Keep your legs moving at a low intensity for 5 – 10 minutes after your workout to allow the lactic acid to pump out and bring in fresh oxygen and nutrients to start healing the muscles. Skipping this step can lead to cramps, excess inflammation and injury so please remember to do this. Examples include:
- Casual 5 – 15 min walk or cycle home from the gym
- Slow walk on treadmill at slight incline for 5 min
- Low intensity cycle on stationary bike
- Light walking around the gym
Stretching
Stretching is better after you’re warm, when your muscles are more elastic.
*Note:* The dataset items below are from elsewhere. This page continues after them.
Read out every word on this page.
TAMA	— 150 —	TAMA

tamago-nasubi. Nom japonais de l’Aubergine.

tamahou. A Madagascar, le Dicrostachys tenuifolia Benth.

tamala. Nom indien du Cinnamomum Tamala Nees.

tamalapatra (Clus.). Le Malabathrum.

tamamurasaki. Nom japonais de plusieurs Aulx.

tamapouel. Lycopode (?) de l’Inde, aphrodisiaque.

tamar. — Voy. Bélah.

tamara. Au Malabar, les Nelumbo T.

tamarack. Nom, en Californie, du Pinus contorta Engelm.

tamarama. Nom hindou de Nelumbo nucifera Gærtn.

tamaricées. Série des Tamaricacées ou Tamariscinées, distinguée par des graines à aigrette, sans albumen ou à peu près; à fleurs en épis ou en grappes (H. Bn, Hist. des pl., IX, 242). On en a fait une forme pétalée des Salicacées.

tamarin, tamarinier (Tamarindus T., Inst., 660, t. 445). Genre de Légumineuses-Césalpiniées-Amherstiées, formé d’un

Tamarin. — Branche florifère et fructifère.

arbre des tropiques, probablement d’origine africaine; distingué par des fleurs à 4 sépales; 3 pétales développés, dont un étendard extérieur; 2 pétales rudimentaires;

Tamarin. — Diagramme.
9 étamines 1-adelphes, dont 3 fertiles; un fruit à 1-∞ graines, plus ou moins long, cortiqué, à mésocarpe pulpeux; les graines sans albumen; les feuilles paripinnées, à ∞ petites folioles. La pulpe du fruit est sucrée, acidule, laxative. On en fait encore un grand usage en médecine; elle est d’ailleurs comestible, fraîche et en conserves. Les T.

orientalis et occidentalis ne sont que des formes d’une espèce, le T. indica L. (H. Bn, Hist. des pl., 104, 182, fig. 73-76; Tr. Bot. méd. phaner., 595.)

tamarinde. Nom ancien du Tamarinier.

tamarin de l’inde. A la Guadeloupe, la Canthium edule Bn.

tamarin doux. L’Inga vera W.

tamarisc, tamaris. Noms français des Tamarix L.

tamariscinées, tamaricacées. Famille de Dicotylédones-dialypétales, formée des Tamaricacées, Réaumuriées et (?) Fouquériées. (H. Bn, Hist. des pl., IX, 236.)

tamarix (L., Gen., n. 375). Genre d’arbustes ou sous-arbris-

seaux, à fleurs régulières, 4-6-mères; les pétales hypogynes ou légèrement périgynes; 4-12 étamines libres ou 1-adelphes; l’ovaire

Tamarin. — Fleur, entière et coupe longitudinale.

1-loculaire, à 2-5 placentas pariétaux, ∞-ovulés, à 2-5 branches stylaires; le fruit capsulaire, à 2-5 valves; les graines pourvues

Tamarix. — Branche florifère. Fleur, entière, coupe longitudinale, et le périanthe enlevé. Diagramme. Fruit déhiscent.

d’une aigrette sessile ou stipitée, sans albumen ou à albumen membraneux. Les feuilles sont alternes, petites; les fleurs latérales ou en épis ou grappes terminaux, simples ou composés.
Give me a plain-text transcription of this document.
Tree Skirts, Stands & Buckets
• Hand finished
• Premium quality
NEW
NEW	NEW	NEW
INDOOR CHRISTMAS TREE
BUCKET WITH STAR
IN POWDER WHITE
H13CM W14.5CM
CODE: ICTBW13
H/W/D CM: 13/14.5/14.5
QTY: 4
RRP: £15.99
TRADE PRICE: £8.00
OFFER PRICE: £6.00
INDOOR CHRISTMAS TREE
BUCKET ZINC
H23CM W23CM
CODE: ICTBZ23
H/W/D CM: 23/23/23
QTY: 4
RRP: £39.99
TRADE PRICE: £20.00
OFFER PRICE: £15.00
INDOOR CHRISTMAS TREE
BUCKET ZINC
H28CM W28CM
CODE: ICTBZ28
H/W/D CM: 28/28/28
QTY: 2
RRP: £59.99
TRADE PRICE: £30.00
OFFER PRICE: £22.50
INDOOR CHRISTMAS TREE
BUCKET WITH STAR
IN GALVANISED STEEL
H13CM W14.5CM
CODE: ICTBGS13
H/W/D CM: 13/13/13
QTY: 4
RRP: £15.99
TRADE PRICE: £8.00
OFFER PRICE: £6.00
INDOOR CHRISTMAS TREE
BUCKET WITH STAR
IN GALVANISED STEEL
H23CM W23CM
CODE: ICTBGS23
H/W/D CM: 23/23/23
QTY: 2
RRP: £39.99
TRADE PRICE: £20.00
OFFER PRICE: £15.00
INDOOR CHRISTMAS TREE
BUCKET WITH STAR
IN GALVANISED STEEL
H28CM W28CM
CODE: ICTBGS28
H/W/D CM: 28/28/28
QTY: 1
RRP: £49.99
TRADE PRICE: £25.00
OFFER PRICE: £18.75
That’s why its better to stretch at the end of your workout or between exercises than it is in the beginning when you’re cold.
Stretch each of the muscles you have worked in the session.
The goal is to train hard, then get your butt out of the gym and let the muscles rest. Your muscles will only develop if you allow them enough time to recover. This is how weight training differs from cardio. When rapid fat loss is your goal, daily cardio can be beneficial. Weight training every day is always counterproductive.
Foam Rolling
This technique is excellent for reducing inflammation, muscle soreness and injury.
How long should I stay with the same workout program?
I’ve included substitution options for each exercise in the workout program in case you don’t have access to the equipment required, or you have an injury or feel like doing something else.
I recommend you don’t switch the exercises on every workout. It’s best to stick to the same exercise program for at-least 3 – 6 weeks to be able to progress on them and observe any changes.
From that point onwards, feel free to change your routine and use substitutions the minute it stops working for you – whether that’s in six weeks or in three months.
Your goal should be noticeable, visible results on a weekly basis. When you stop seeing results, or the results slow to a crawl, it’s time for something different.
You don’t necessarily have to change the entire routine, but some new stimulus must be put into the program or you’re not likely to make further progress.
Changing often is also a good idea for adherence because it helps prevent boredom and lack of motivation. New routines keep things interesting.
The frequency of change is different for everyone – it depends on how long you’ve been training and what your goals are. When you’re a beginner, you can make progress on the same workout routine for a long time. The more advanced you get, the more quickly your muscles adapt.
Advanced bodybuilders can adapt to a training routine in as little as 3-5 weeks.
“Any training program is only as good as the time it takes to adapt to it.” – Charles Poliquin – strength coach.
On the other hand, you don’t want to change too often because this fails to provide any continuity. It’s more efficient to “milk” each routine for all its worth, then change, than it is to change every workout at random.